No obstante, y ya desde muy temprano, se advierte en sus trabajos, incluso los de juventud, un parejo entusiasmo técnico, una fascinación similar por el misterio de la máquina, sólo comparable al de otros modernistas de los años ’60. Ya sea en el decurso sonoro de El silencio (1963), los artificios de montaje de Persona (1966) o el osado uso del zoom en Gritos y susurros (1972), lo que se percibe es una extraña felicidad de la técnica que lo llevó a decir, sin ir más lejos, que una de las pocas cosas que extrañaba del cine era trabajar con Sven Nykvist, el fotógrafo de sus últimas películas. De hecho, una de las principales características de su obra vuelve indispensable la cámara: el escrutinio minucioso del rostro en primer plano, siguiendo la tradición instaurada por Carl T. Dreyer (evidente en uno de sus fugaces retornos al cine, el corto El rostro de Karin, de 1985, enteramente compuesto con retratos de su madre muerta).

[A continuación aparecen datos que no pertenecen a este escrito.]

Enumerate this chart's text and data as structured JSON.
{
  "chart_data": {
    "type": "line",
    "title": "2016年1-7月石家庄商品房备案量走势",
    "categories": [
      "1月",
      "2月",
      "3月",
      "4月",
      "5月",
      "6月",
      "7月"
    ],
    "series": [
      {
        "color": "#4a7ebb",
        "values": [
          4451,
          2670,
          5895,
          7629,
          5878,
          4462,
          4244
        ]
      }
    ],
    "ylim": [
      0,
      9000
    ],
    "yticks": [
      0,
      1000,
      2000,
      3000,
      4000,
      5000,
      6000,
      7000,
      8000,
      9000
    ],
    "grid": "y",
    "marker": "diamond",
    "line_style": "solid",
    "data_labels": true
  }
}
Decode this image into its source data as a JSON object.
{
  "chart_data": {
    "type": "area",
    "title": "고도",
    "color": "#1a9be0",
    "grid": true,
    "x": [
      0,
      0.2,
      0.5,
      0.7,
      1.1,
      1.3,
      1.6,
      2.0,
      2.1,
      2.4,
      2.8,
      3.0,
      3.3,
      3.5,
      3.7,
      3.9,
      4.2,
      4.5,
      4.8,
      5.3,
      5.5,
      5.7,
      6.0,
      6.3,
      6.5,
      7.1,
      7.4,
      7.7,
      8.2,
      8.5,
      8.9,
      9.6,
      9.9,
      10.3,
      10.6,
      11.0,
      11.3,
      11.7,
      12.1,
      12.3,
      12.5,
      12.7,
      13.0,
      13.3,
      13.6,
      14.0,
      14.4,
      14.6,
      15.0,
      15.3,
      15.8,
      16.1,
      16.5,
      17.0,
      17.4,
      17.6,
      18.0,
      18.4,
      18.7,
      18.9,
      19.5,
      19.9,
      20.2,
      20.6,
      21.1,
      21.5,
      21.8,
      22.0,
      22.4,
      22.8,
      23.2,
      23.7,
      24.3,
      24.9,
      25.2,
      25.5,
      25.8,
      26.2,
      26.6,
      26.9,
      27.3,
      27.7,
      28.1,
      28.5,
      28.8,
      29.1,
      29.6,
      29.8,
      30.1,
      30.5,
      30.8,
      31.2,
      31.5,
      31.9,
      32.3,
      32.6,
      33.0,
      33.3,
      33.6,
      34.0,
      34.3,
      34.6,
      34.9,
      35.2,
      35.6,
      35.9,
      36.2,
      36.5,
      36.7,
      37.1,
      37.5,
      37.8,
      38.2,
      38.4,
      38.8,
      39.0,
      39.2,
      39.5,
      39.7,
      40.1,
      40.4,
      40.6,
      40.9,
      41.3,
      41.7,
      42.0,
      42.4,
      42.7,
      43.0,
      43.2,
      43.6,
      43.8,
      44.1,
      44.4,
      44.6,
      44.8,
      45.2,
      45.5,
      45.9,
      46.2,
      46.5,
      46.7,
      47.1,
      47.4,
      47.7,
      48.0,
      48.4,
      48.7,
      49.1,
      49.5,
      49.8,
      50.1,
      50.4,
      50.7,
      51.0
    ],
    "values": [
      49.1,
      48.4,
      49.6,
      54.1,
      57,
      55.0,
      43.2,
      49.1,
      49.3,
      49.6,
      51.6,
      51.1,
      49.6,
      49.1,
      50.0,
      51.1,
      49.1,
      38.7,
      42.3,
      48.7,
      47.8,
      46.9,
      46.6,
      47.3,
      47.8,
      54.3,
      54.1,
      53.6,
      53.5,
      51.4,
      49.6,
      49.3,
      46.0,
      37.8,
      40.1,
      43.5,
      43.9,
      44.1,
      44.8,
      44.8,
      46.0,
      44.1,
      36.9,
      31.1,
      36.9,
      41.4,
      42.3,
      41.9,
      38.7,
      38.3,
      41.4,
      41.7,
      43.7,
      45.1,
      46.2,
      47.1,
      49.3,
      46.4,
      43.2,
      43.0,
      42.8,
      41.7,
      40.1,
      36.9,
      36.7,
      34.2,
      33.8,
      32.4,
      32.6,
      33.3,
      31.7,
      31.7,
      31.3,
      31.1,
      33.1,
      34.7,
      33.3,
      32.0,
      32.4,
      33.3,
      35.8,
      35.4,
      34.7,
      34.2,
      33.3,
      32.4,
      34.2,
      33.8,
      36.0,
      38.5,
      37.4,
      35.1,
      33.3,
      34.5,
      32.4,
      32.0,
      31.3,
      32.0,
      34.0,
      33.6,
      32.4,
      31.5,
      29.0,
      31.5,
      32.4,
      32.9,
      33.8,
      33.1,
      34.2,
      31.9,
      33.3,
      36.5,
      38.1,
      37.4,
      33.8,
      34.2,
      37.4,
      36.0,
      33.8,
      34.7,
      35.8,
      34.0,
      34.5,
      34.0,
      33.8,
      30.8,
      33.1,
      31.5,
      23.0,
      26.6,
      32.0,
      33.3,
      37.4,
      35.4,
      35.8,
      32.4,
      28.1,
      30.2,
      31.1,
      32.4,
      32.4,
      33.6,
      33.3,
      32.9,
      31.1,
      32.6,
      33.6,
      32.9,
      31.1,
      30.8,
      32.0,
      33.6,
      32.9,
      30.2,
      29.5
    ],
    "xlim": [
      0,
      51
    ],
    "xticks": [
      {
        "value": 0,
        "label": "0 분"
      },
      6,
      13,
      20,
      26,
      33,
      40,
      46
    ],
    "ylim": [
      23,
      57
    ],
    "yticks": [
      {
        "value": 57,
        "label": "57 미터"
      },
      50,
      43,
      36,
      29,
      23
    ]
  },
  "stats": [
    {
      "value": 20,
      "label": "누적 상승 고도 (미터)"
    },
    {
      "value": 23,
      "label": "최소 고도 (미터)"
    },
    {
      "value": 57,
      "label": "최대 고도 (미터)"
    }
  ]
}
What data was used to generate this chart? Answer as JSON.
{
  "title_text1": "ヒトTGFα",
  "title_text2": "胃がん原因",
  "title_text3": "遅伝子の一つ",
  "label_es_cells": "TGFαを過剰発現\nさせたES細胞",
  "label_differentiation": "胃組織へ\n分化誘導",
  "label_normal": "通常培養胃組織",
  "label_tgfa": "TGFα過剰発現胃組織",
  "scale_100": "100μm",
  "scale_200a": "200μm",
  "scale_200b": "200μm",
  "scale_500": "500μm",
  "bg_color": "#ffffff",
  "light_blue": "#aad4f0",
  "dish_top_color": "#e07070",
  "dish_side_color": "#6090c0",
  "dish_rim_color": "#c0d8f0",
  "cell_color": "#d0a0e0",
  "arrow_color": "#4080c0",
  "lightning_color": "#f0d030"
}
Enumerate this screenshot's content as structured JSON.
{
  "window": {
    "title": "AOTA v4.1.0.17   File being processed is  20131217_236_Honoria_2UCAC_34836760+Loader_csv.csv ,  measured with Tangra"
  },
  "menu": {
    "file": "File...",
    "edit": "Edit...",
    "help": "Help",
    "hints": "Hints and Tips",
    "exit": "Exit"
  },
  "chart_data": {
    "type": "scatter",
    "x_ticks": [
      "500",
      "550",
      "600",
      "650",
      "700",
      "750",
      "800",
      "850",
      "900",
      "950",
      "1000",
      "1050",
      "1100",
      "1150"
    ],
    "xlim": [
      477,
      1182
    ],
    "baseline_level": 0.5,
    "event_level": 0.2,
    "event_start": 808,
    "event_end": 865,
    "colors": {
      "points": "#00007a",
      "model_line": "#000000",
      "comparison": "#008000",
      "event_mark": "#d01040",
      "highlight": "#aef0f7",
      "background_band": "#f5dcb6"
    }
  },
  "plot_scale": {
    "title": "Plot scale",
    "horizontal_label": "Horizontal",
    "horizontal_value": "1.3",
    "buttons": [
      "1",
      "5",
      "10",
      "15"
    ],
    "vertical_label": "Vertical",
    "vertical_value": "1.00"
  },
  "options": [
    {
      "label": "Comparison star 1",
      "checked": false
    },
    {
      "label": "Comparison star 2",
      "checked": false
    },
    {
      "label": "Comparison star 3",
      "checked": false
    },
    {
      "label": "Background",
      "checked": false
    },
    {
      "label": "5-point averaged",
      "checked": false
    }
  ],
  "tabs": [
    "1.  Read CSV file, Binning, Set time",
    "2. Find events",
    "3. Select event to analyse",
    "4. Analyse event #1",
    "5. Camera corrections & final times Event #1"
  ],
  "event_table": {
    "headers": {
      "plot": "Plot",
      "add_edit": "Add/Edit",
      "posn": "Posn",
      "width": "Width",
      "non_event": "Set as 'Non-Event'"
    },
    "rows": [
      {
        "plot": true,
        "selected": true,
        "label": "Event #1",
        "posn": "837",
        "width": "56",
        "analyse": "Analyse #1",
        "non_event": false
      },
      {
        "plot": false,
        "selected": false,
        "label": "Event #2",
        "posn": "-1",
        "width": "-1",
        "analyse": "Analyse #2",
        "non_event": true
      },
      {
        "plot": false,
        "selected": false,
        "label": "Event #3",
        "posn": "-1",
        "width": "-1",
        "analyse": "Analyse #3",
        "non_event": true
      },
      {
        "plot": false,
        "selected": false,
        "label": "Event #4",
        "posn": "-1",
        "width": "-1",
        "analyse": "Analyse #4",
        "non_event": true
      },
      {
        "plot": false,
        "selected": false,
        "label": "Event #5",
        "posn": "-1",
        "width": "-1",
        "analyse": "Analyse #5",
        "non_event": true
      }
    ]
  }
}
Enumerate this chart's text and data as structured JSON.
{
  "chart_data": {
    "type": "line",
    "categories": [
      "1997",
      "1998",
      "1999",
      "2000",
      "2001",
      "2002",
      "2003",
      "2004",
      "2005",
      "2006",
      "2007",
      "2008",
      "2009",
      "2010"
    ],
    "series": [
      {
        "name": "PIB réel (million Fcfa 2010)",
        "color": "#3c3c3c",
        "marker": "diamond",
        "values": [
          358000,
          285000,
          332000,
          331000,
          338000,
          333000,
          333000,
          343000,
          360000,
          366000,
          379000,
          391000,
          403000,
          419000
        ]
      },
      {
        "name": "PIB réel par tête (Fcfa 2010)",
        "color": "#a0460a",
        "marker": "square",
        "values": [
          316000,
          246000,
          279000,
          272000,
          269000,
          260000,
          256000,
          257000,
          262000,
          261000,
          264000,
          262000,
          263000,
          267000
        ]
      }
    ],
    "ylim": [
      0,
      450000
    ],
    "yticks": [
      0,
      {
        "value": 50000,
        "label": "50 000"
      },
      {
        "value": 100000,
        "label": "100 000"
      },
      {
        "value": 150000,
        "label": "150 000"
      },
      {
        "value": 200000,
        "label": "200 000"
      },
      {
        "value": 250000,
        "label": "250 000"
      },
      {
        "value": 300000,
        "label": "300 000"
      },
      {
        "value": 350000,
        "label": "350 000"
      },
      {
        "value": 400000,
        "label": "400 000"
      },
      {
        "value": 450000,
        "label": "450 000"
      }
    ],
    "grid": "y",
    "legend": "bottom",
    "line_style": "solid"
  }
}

Ocurre que Bergman practicó, de un modo incansable, el cine como provocación de los límites del propio cine, y fue para ello que echó mano al teatro. No vaciló en filmar toda una gama de tópicos hasta allí considerados infilmables (la angustia existencial, las ansiedades metafísicas, los planteos religiosos) sino también –y aquí aparecen Strindberg y el Ibsen de Peer Gynt– en practicar esa sutil variante del fantástico que no hace más que señalar una perturbación siempre presente en el espacio cotidiano. Hasta la aparición de Bergman, salvo raras excepciones (en su mayoría nórdicas), el espacio cinematográfico es en cierta medida unidimensional: o totalmente realista o totalmente fantástico o totalmente absurdo. Desde El séptimo sello, siguiendo una herencia que se remonta hasta Shakespeare (uno de los dramaturgos sobre los que más ha trabajado), Bergman procura fusionar estos planos, si bien con dispares resultados (como él mismo habría de admitirlo, envidiando la destreza de Tarkovski). En sus mejores películas –Persona, El silencio, Detrás de un vidrio oscuro, Gritos y susurros– cuesta establecer una nítida distinción entre lo real, lo imaginario, lo mental, lo onírico y lo decididamente fantástico, sin que esto implique abandonar la indagación de los sentimientos y la emocionalidad humana. Quizá sea esa perturbación, más que su mirada neutra y desaprensiva del mundo, la que continúa despertando polémicas, y es probable que el propio Bergman estuviese muy contento de que así fuera.